If multiplying both sides of $f(x, y) = 0$ by $2$ to avoid the division operation, the decision variables are finally updated as follows: $$\begin{aligned} D_0 = 4 dy - dx, \quad c_{EE} = 4 dy, \quad c_{NEE} = 4 dy - 2 dx \end{aligned}$$

void drawLine(int x0, int y0, int x1, int y1)
{
    int y = y0;
    const int dx = x1 - x0;
    const int dy = y1 - y0;
    const int c = dy + dy;
    const int c_ee = c + c;
    int d = c_ee - dx;
    const int c_nee = d - dx;
    const int end = x0 + ((dx >> 1) << 1);
    for (int x = x0; x < end; x += 2) {
        setPixel( x, y );
        if (d <= 0) {
            setPixel( x + 1, y );
            d += c_ee;
        }
        else {
            if (d <= c) setPixel( x + 1, y );
            else setPixel( x + 1, y + 1 );
            y++;
            d += c_nee;
        }
    }
    if (end != x1) setPixel( end, y );
}

Symmetry

Since lines are symmetric about the center, it is possible to make this algorithm more faster by plotting from both ends simultaneously. However, while the above algorithms draw lines in the exclusive range, the code below uses symmetry in the inclusive range.

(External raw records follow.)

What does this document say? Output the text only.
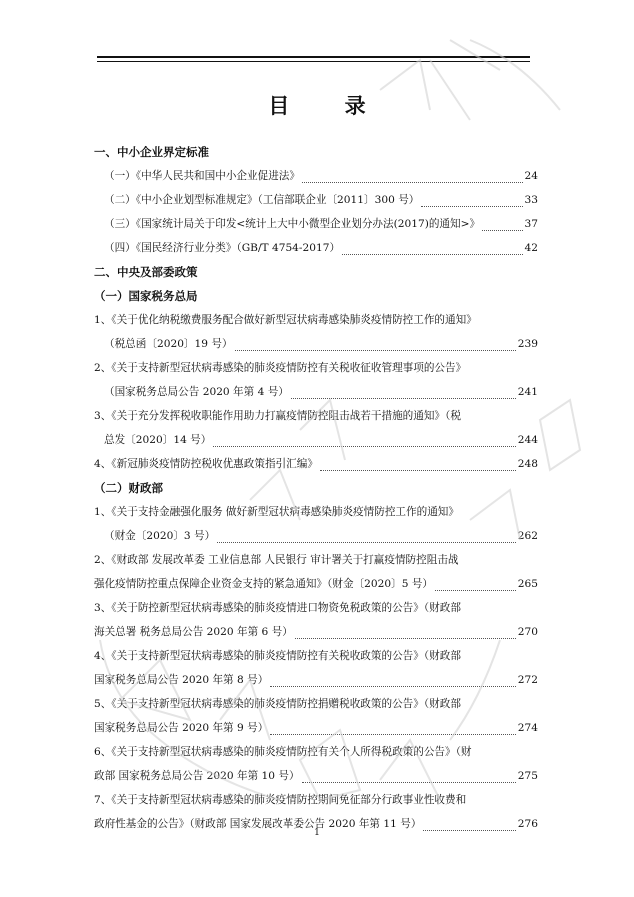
目 录
一、中小企业界定标准
（一）《中华人民共和国中小企业促进法》	24
（二）《中小企业划型标准规定》（工信部联企业〔2011〕300 号）	33
（三）《国家统计局关于印发<统计上大中小微型企业划分办法(2017)的通知>》	37
（四）《国民经济行业分类》（GB/T 4754-2017）	42
二、中央及部委政策
（一）国家税务总局
1、《关于优化纳税缴费服务配合做好新型冠状病毒感染肺炎疫情防控工作的通知》
（税总函〔2020〕19 号）	239
2、《关于支持新型冠状病毒感染的肺炎疫情防控有关税收征收管理事项的公告》
（国家税务总局公告 2020 年第 4 号）	241
3、《关于充分发挥税收职能作用助力打赢疫情防控阻击战若干措施的通知》（税
总发〔2020〕14 号）	244
4、《新冠肺炎疫情防控税收优惠政策指引汇编》	248
（二）财政部
1、《关于支持金融强化服务 做好新型冠状病毒感染肺炎疫情防控工作的通知》
（财金〔2020〕3 号）	262
2、《财政部 发展改革委 工业信息部 人民银行 审计署关于打赢疫情防控阻击战
强化疫情防控重点保障企业资金支持的紧急通知》（财金〔2020〕5 号）	265
3、《关于防控新型冠状病毒感染的肺炎疫情进口物资免税政策的公告》（财政部
海关总署 税务总局公告 2020 年第 6 号）	270
4、《关于支持新型冠状病毒感染的肺炎疫情防控有关税收政策的公告》（财政部
国家税务总局公告 2020 年第 8 号）	272
5、《关于支持新型冠状病毒感染的肺炎疫情防控捐赠税收政策的公告》（财政部
国家税务总局公告 2020 年第 9 号）	274
6、《关于支持新型冠状病毒感染的肺炎疫情防控有关个人所得税政策的公告》（财
政部 国家税务总局公告 2020 年第 10 号）	275
7、《关于支持新型冠状病毒感染的肺炎疫情防控期间免征部分行政事业性收费和
政府性基金的公告》（财政部 国家发展改革委公告 2020 年第 11 号）	276
1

Besides, this algorithm may not exactly match the results from the above ones because of rounding. Although this algorithm considers only slopes between $0$ and $1/2$, this algorithm can be updated in a similar manner for any slopes outside this range.

void drawLineSymmetry(int x0, int y0, int x1, int y1)
{
    const int dx = x1 - x0;
    const int dy = y1 - y0;
    const int c = dy + dy;
    const int c_ee = c + c;
    int d = c_ee - dx;
    const int c_nee = d - dx;
    const int pairs = (dx + 1) >> 2;
    for (int i = 0; i < pairs; ++i) {
        setPixel( x0++, y0 );
        setPixel( x1--, y1 );
        if (d <= 0) {
            setPixel( x0++, y0 );
            setPixel( x1--, y1 );
            d += c_ee;
        }
        else {
            if (d <= c) {
                setPixel( x0++, y0++ );
                setPixel( x1--, y1-- );
            }
            else {
                setPixel( x0++, ++y0 );
                setPixel( x1--, --y1 );
            }
            d += c_nee;
        }
    }

    const int remaining = dx + 1 - (pairs << 2);
    if (remaining > 0) setPixel( x0++, y0 );
    if (remaining > 1) setPixel( x1, y1 );
    if (remaining > 2) {
        if (d <= c) setPixel( x0, y0 );
        else setPixel( x0, ++y0 );
    }
}

References

[1] 3D Graphics Programming Using OpenGL: Introduction

[2] Andrew S. Glassner (Ed.). 1990. Graphics gems. Academic Press Professional, Inc., USA.